A boy who graduated in 2008 passed in a car accident in 2015. He spent a lot of time in my classroom his senior year, and he earned his diploma by the skin of his teeth, due largely to the dedication of a woman who took him under her wing and made sure that he turned in every piece of work he was assigned. (He wasn’t stupid. Lazy, and perhaps a bit defiant, but definitely not stupid.) He was arguably the biggest fan of GHEC Mustang basketball in school history, and his state tournament chant leading skills were legendary. When he wasn’t dressed in school colors, he was wearing blue jeans, blaze orange, and camouflage, and he acted tough, but underneath it all, he was sensitive and sweet. I’ll never forget the way he sat on the edge of my shelving unit on the last day of his senior year, tears streaming down his cheeks as he read the letter I had given to him, nodding in agreement to the affirmations I had written. His death was so hard--so tragic, so sudden. He left behind a fiancee and daughter. His surrogate mother has now become a surrogate grandmother to his daughter, and she still senses his presence in eagles that soar across the sky.
A boy from the class of 2007 drowned in 2009. Even now, I remember him vividly, walking down the halls in green Chuck Taylors, a shit-eating grin forever on his face. He somehow got a hold of my cell phone number, and it was not unusual for me to get prank calls at 3 a.m. from a number that I later learned was his. But he was good to me--he revamped my classroom podium, transforming that weathered, paint-chipped monstrosity into a masterpiece of school spirit--sleek, glossy black with the letters “GHEC” in gold running down the base. He put a new top on it, and he gave me the old top with a piece of rope attached, signed with his name. It hung in the back of my classroom for years, and other students added their names to his, a collection of autographs. Ten years later, I still have that piece of wood, hanging in my office at home, a tribute to his memory.
Funerals are the absolute worst way to reconnect with people. As much as I love to run into my former students, to see where the rivers of their lives wend, I hate that I have seen most of them at a classmate’s funeral, that it takes a tragedy to bring us together.
“Of course you would come,” one of them--now 28 years old, a mother herself--said as she saw me approach at this last funeral.
My heart soared at the implication as she smiled and pulled me into a hug.
Funerals are a sobering reminder that life is random and unfair and unpredictable. They have a way of shaking up our perspectives until the important settles out from the unimportant, until the small stuff and the big things no longer seem to carry the same weight. Funerals are a last chance, of sorts--or, rather, a first chance come too late.
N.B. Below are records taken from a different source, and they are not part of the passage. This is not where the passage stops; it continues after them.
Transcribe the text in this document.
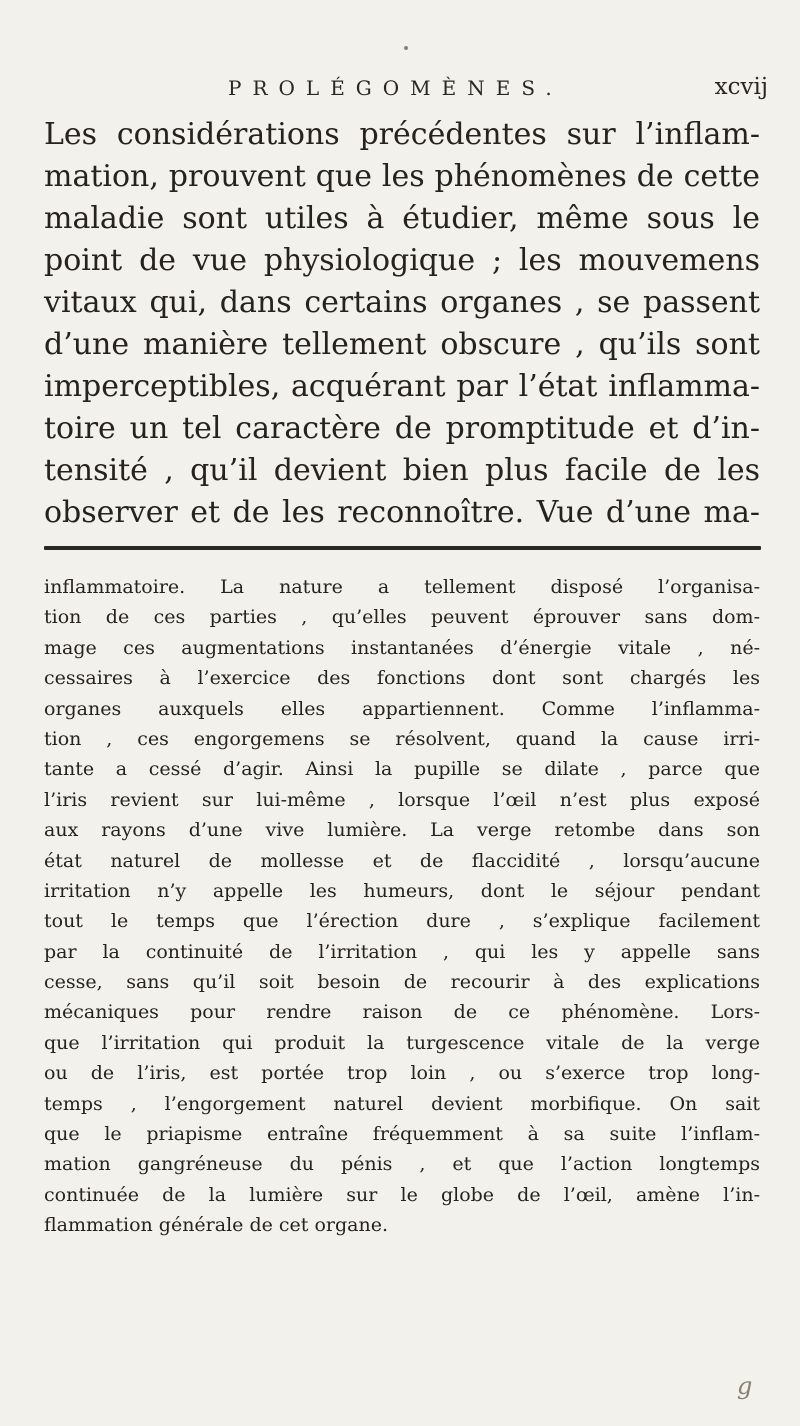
PROLÉGOMÈNES.	xcvij
Les considérations précédentes sur l’inflam-
mation, prouvent que les phénomènes de cette
maladie sont utiles à étudier, même sous le
point de vue physiologique ; les mouvemens
vitaux qui, dans certains organes , se passent
d’une manière tellement obscure , qu’ils sont
imperceptibles, acquérant par l’état inflamma-
toire un tel caractère de promptitude et d’in-
tensité , qu’il devient bien plus facile de les
observer et de les reconnoître. Vue d’une ma-
inflammatoire. La nature a tellement disposé l’organisa-
tion de ces parties , qu’elles peuvent éprouver sans dom-
mage ces augmentations instantanées d’énergie vitale , né-
cessaires à l’exercice des fonctions dont sont chargés les
organes auxquels elles appartiennent. Comme l’inflamma-
tion , ces engorgemens se résolvent, quand la cause irri-
tante a cessé d’agir. Ainsi la pupille se dilate , parce que
l’iris revient sur lui-même , lorsque l’œil n’est plus exposé
aux rayons d’une vive lumière. La verge retombe dans son
état naturel de mollesse et de flaccidité , lorsqu’aucune
irritation n’y appelle les humeurs, dont le séjour pendant
tout le temps que l’érection dure , s’explique facilement
par la continuité de l’irritation , qui les y appelle sans
cesse, sans qu’il soit besoin de recourir à des explications
mécaniques pour rendre raison de ce phénomène. Lors-
que l’irritation qui produit la turgescence vitale de la verge
ou de l’iris, est portée trop loin , ou s’exerce trop long-
temps , l’engorgement naturel devient morbifique. On sait
que le priapisme entraîne fréquemment à sa suite l’inflam-
mation gangréneuse du pénis , et que l’action longtemps
continuée de la lumière sur le globe de l’œil, amène l’in-
flammation générale de cet organe.
g
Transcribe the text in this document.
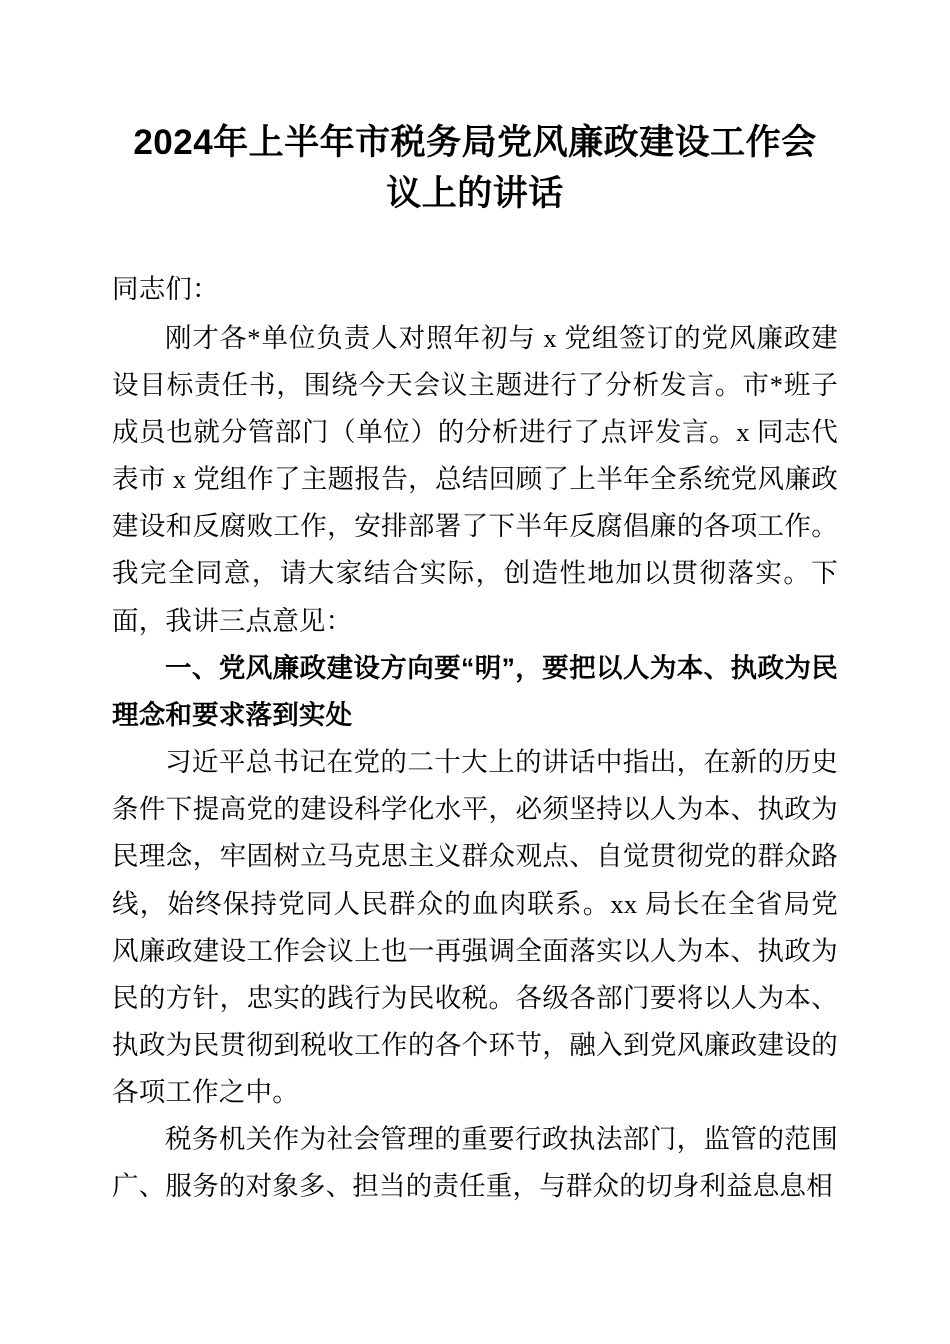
2024年上半年市税务局党风廉政建设工作会议上的讲话
同志们：

刚才各*单位负责人对照年初与 x 党组签订的党风廉政建设目标责任书，围绕今天会议主题进行了分析发言。市*班子成员也就分管部门（单位）的分析进行了点评发言。x 同志代表市 x 党组作了主题报告，总结回顾了上半年全系统党风廉政建设和反腐败工作，安排部署了下半年反腐倡廉的各项工作。我完全同意，请大家结合实际，创造性地加以贯彻落实。下面，我讲三点意见：

一、党风廉政建设方向要“明”，要把以人为本、执政为民理念和要求落到实处

习近平总书记在党的二十大上的讲话中指出，在新的历史条件下提高党的建设科学化水平，必须坚持以人为本、执政为民理念，牢固树立马克思主义群众观点、自觉贯彻党的群众路线，始终保持党同人民群众的血肉联系。xx 局长在全省局党风廉政建设工作会议上也一再强调全面落实以人为本、执政为民的方针，忠实的践行为民收税。各级各部门要将以人为本、执政为民贯彻到税收工作的各个环节，融入到党风廉政建设的各项工作之中。

税务机关作为社会管理的重要行政执法部门，监管的范围广、服务的对象多、担当的责任重，与群众的切身利益息息相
They are a chance to say goodbye to someone who is not there to hear the words. They are a chance to acknowledge--too late--that a person’s life truly mattered. They are a chance to see how that person touched lives and made an impact. They are a chance to admit our own love, evidenced by our grief.
They are a chance for us to examine ourselves and the trajectory of our own lives.
As much as I hate funerals, as much as I hate confronting my own mortality and the inevitability of death and my dysfunctional brain, I want to be known as someone who cares enough to go anyway. I want to be someone who values life now, before it’s too late. I want to be someone who sees and acknowledges the good in others while they are still alive to hear my words.
I do not want my first chance to come too late.